The Brave  
Rise 


"As already noted, Amanda Z. passes the test with ‘flying colors’ as a refreshing talent with a professional performance that ranks her alongside the better female vocalists to hit the scene in some time."…"[The new material] [is as] solid as anything The Brave has produced; I would love to hear an entire album of new material in this direction."
-Andrew Rockwell, AngelicWarlord.com


"Musically, The Brave has not lost a thing… still has those amazing harmonies that made The Brave one of the best back then and now with Amanda taking the vocals, this might even be a little better than the original." 
-Thomas Johns, Dead To Self Radio


"Do you remember The Brave, that christian rock band that made 2 great albums in the 90s? The first album they made was Battle Cries and the second one was Trust. The first one was more arena rock sounding and the second one was grungier. Well, they are back and they now have a female vocalist and a good one at that... If you were a fan of their first 2 albums, I highly suggest you get this one (RISE). You won't be disappointed."
-Messenger AMS


 

The Brave Battle Cries

The Brave 
Battle Cries 


Many a self-proclaimed music expert has dismissed the '80s hair metal phenomenon out of hand, claiming that all the artists who belonged to the genre were, when all was said and done, pretty much interchangeable. In fairness to that theory, the lion's share of the bands who came into prominence during that era certainly possessed a distinct set of instantly-identifiable musical and visual traits - helium-voiced vocals, thundering percussion, heavily compressed guitar tones, and a look that would keep the folks at Revlon and Aqua Net smiling about their bottom lines for the foreseeable future. Be that as it may, to casually declare that any one pop-metal group was no better, and no worse, than any other was simply not true. 

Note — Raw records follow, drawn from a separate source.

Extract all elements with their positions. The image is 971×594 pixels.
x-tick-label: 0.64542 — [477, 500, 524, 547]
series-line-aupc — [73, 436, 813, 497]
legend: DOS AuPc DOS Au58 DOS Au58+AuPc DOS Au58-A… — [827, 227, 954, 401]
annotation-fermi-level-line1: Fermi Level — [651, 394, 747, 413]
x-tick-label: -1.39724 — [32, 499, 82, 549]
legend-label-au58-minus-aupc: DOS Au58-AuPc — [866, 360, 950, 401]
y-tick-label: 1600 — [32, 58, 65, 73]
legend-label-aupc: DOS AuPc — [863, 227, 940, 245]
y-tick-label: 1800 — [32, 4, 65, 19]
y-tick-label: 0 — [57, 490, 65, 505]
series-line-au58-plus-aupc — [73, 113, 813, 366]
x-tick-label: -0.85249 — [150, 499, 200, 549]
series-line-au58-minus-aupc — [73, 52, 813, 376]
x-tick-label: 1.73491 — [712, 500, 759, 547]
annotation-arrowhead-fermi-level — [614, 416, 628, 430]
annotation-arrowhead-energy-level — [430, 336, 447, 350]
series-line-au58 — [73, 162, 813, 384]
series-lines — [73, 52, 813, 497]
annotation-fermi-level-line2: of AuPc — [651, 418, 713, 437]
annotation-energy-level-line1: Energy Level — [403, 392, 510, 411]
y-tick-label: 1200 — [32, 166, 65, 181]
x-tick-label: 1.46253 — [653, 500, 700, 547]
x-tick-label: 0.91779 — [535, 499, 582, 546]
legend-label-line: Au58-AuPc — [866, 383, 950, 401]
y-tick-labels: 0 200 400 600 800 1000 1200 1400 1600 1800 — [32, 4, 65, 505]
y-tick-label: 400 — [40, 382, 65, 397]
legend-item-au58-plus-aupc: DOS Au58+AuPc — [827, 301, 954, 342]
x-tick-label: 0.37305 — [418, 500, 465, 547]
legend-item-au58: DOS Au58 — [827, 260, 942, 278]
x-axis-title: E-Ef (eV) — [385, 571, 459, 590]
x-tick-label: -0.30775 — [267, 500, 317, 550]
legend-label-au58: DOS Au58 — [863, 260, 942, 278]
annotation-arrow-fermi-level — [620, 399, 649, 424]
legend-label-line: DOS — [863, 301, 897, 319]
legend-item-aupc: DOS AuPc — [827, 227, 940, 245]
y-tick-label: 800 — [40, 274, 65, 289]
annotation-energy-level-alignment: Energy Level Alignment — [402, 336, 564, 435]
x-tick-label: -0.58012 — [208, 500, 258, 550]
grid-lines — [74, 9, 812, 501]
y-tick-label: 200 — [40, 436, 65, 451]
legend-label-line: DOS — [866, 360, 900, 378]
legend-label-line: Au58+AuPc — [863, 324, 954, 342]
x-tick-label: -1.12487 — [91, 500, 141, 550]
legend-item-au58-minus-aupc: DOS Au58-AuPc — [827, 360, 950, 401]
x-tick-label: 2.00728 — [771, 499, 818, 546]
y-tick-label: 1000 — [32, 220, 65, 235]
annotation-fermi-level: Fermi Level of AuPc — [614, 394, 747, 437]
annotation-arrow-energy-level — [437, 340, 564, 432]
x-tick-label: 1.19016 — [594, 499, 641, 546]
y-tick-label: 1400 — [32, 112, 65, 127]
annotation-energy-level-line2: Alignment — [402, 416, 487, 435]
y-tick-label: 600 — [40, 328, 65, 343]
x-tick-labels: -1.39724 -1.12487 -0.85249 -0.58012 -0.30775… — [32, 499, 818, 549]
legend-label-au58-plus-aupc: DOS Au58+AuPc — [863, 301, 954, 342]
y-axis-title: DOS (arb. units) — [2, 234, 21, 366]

No need to tell this to producers extraordinaire John and Dino Elefante, who, by the dawn of the '90s, had helmed career-defining releases from mega-popular artists like Guardian, Barren Cross and Petra. It was during the beginning years of that decade that they took a chance on an unknown budding Southern Californian quintet, The Brave. On the surface, the band's debut album, Battle Cries, sounds pretty much like the typical record put out by any of the legions of arena-ready rockers who plied their trade during the years of the senior George Bush's administration. A closer examination, however, reveals the subtle distinguishing facets of the impressive freshman outing that elevated it above its contemporaries - tighter harmonies, a slightly more varied sonic palette and, most importantly of all, absolutely indelible melody lines that remained lodged deeply within the given listener's subconscious long after the disc stopped spinning. 

The record placed a half dozen cuts on the Christian Hit Radio and Christian Rock charts, and listening to it all these years later, it's not hard to see why. "All Together Now" leaps from the starting gate, awash with a mesmerizing, slightly dissonant guitar and keyboard attack that dovetails into a towering chorus that most hair metal practitioners would have given their eye teeth to have written. Just as impressive are the barreling "Ride with the Rhythm" and swaggering, boogie-inflected "If That Ain't Love," the latter of which is, quite simply, one of the most perfectly-constructed early '90s hard rock songs from either the Christian or mainstream camps. Even the ballads, a necessary evil of sorts for any outfit seeking to carve out a niche for themselves in the pop Top 40, managed to turn out better than average. 

The Brave collective replaced James Salter with drummer Randy Roberts for 1994's blusier, more alt-rock leaning Trust, before eventually calling it a day. While the sophomore offering was a more than respectable showing, it is the debut which remains the group's most shining hour. Of course, much of the fivesome's fade into relative obscurity can arguably be chalked up to simple timing. If Battle Cries had seen the light of day in the late '80s, it may well have gone on to earn the same vaunted status as other Elefante-led classics, like Beyond Belief from Petra or Barren Cross's Atomic Arena - both of which it matches in terms of sheer quality. As it stands, the good news for fans of infectious, riff-driven hard rock is that they can once again scoop up this long lost chestnut and remind themselves just how awesome the pre-grunge years really were.